If you have kids and are preparing for divorce, it is important that you find the best way to tell them, to prepare them for the potentially sad and stressful road ahead.
Below are some suggestions on how to talk to your kids about this difficult topic.
- Address the whole family
It is usually best to share the news of divorce with the whole household present, and then to follow up with each child separately. Keeping communication simple, and speak in a way that your children will understand. Stay as honest and clear as possible, keeping in mind your child’s age and emotional maturity. Talk to your children in a quiet space on a day that isn’t too busy. The weekend is a good time, as it will give your children time to process the news without distractions, and approach you with questions immediately following, if need be. If there’s a significant age gap between your kids, you may be worried about your older child reacting drastically and upsetting a younger child. In this case, telling them separately may be better.
- Plan when and how
If you and your spouse are still deciding whether to get a divorce, keep it to yourselves until you know for sure. Your children should be on a need-to-know basis with this, and must not be placed in uncertain circumstances. If your decision to divorce is finalised, make sure to prepare what you and your spouse are going to say. This is not the kind of conversation one can improvise. Consider using a few key messages that you feel are important for your children to hear, such as, “Even though things are changing, we will always be a family,” or “We both love you very much and nothing is going to change that.”
- Be loving and honest
Your children deserve to know why you are getting a divorce. However, do not give them a long-winded explanation that may confuse them. Explain that this is a decision that you and your spouse have made after a long time of trying to make things work better. Explain that this is an adult decision that has nothing do with anything the children did or said. Let your children know that your love for them hasn’t changed, and that you’ll still be caring for them in every way.
- Avoid blame games
Children tend to prefer a message that does not involve blame. Rather, they want both parents to take ownership of the marriage ending. However angry you might be with your spouse, avoid arguing with them in front of your children, and don’t blame your spouse for the breakup. Even if the divorce is not a joint decision, you should present it as such, incorporating the word “we” frequently when explaining the decisions that have been made. Your children need to know that they can continue loving each parent fully without the worry of betraying one parent or feeling disloyal.
- Welcome any and all emotions
There is no way to tell how your children will react, and so you must be ready to let them feel all their emotions, no matter what they may be. They may feel sad, worried, angry, and perhaps curious about what is to come. They may react in a variety of ways – a tantrum, tears, or perhaps simply pretending they didn’t hear you. Let your children know that you are listening to them and will help them process what they’re feeling.
- Be open to questions
After learning of your divorce, your children may ask you all kinds of questions, depending on their age.
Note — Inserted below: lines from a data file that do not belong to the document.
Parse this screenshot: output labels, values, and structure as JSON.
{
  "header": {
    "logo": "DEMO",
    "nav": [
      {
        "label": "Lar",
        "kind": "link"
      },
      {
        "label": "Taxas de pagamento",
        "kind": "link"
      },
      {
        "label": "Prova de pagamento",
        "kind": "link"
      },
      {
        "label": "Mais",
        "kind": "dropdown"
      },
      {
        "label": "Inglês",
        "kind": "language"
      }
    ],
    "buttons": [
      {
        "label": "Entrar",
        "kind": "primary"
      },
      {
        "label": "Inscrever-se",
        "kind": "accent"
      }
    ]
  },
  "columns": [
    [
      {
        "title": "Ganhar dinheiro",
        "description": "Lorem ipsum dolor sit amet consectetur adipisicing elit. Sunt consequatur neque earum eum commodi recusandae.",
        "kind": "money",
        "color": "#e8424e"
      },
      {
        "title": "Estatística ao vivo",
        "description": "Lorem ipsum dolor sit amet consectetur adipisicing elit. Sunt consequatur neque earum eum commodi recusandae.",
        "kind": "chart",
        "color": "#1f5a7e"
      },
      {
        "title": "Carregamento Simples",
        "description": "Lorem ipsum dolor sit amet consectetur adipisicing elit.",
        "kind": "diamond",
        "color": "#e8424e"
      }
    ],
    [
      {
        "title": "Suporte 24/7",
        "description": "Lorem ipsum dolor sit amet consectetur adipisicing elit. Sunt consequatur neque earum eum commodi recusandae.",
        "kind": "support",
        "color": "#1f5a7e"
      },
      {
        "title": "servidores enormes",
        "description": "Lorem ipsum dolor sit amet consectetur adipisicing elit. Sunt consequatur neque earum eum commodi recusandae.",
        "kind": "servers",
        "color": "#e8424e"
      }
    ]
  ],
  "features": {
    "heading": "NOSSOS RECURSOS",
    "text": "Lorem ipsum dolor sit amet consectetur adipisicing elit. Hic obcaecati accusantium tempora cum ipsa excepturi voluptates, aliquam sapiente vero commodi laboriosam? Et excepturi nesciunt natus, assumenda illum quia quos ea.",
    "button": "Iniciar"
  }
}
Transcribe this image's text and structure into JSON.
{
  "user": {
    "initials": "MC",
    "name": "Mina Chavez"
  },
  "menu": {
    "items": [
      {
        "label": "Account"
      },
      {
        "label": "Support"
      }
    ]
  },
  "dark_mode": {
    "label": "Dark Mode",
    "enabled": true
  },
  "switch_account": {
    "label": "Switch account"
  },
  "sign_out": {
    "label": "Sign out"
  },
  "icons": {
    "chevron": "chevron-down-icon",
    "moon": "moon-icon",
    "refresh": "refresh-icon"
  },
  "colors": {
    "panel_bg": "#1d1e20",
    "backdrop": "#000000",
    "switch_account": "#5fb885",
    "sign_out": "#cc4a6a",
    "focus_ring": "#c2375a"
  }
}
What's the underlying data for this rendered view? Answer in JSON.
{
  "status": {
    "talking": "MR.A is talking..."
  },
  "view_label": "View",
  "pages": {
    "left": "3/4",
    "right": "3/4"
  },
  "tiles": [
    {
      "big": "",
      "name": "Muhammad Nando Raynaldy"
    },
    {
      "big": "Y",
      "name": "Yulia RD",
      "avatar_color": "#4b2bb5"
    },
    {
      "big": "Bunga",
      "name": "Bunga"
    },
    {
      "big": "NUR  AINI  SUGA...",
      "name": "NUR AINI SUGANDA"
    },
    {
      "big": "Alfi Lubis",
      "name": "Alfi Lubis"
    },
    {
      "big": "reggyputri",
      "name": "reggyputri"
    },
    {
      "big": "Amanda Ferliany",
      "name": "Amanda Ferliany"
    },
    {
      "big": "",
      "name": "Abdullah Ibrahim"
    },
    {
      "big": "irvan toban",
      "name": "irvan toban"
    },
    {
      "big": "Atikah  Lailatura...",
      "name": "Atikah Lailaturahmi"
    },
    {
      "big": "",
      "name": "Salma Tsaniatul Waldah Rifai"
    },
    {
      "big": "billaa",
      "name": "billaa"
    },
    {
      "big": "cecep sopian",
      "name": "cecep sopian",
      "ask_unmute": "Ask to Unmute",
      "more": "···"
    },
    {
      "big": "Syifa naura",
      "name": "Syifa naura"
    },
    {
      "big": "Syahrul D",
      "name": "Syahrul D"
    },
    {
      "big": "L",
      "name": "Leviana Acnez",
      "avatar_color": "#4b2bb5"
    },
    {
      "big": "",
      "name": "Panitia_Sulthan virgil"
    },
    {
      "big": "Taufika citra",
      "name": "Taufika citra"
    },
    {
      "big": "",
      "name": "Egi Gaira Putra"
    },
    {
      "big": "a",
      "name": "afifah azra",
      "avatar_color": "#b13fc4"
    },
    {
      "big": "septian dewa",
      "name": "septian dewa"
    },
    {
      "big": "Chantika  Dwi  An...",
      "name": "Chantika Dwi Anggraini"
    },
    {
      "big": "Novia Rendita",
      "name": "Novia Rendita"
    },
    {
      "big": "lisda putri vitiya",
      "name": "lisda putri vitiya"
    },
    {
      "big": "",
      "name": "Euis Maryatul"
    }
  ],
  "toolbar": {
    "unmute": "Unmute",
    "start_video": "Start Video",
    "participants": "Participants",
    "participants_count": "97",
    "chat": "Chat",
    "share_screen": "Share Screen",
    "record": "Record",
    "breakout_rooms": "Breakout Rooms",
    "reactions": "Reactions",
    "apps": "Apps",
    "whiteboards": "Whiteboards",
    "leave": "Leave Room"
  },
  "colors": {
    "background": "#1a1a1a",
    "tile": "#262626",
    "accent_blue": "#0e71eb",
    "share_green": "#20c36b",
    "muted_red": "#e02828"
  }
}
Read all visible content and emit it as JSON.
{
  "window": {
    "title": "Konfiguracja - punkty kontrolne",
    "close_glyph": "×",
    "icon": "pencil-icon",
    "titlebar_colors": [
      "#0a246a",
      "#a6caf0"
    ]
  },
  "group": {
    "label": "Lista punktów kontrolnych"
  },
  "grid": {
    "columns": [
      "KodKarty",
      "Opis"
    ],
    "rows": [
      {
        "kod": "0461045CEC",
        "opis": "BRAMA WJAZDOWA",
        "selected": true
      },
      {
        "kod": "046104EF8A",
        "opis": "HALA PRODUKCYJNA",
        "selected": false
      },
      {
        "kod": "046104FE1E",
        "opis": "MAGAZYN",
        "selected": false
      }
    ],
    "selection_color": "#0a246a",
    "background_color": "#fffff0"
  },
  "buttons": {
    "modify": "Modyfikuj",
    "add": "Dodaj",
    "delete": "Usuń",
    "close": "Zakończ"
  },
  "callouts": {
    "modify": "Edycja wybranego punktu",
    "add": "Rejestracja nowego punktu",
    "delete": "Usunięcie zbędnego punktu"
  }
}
These could range from, “Which parent will be moving out?”, or “Where will I live?”, or “Who’s going to look after me?” If your child is still a toddler or slightly older, you may be surprised to receive very basic questions. They will be worrying about their primary concerns, and how your divorce will immediately affect their lives, such as whether they will move to a new school, or if their friends can still play at the other parent’s house. The children who ask many questions need to be answered. Remember to be supportive, compassionate, and ready to answer all their queries and reassure them.
- Explain what the decision to divorce will look like
Your kids will need and want to know how their schedules and activities will be affected by your divorce. If you can, tell them the plan; you can just explain the basics. You can tell them who will stay in the house, who will be leaving the home, where that parent is going, where the children will be staying and with whom. If you or your spouse is looking for a new place to live, feel free to invite your children to come and look at the place, but respect if they do not want to. They need to be told how you are going to structure things following the divorce. Ensure not to promise anything you cannot deliver, such as certain celebrations that you or your spouse may not be able to share with them.
- Prepare your kids for school following the news
After hearing about your divorce, your children will be processing a lot of emotions, and may start acting up when they go to school. Tell their teachers the day before you tell your kids, so that the teachers will be ready for any potential upset or misbehaviour. Ask teachers to be compassionate and discreet with the information, making sure they do not ask the children about it, or talk about it unless the children bring it up.
- Continue to reassure
When you first break the news, but also in the days following, continue reminding your children that you will all get through this, together. Reassure them that they’re going to be alright, and that their parents will be alright. During this shift, they need to know that they still have a system of guidance and help, so that they can adjust and adapt to these changes. Let them know that even the most painful emotions will ease over time; this will help them to recover while remaining open about what they’re feeling.